Member of the Nebraska Legislature from the 22nd district
- In office 2011–2019
- Preceded by: Arnie Stuthman
- Succeeded by: Mike Moser

Personal details
- Born: April 4, 1951 (age 75) Columbus, Nebraska, U.S.
- Party: Republican

= Paul Schumacher =

American politician

Paul Schumacher (born April 4, 1951) is an American politician who served as a member of the unicameral Nebraska Legislature. He resides in Columbus, Nebraska.

==Early life==
Schumacher graduated from many educational institutions, Humphrey St.
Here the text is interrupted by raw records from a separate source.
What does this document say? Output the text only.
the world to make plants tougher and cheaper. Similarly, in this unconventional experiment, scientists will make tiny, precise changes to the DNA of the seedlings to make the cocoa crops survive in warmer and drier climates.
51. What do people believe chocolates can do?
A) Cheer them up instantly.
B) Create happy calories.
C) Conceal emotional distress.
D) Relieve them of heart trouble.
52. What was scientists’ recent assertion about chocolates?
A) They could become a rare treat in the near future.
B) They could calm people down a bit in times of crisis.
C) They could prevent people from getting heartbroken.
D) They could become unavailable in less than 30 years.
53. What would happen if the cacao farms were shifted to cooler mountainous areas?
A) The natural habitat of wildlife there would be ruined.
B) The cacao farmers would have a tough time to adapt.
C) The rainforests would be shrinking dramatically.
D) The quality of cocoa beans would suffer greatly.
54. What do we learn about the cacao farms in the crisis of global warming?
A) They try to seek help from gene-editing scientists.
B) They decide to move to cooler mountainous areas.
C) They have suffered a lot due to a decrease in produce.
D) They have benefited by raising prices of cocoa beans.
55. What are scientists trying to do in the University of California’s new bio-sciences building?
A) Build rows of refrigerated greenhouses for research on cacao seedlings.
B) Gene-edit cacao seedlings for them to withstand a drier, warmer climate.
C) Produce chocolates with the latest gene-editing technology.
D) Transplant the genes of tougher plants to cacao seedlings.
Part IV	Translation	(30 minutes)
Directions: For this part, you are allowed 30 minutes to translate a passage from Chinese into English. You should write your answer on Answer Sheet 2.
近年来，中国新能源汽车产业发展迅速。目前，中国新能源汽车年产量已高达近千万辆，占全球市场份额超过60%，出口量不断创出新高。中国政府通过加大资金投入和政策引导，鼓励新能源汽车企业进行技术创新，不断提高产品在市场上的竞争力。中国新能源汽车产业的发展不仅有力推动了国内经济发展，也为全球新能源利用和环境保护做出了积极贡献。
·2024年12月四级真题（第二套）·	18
Francis in 1969; Platte College in 1971; Fort Hays State College (B.S., summa cum laude) in 1973; and Georgetown University (J.D.) in 1976. He is a member of both the Nebraska and Florida Bar Association. He is the president of Community Lottery Systems, Inc. and the vice-president of Community Internet Systems, Inc. Prior to his appointment to the legislature, he was the Attorney for Platte County.

==State legislature==
Schumacher was elected in 2010 to represent the 22nd Nebraska legislative district. He was re-elected in 2014 and served the second four-year term allowed. While in the legislature, he was a member of the Banking, Commerce and Insurance, Revenue, and Legislature's Planning Committees.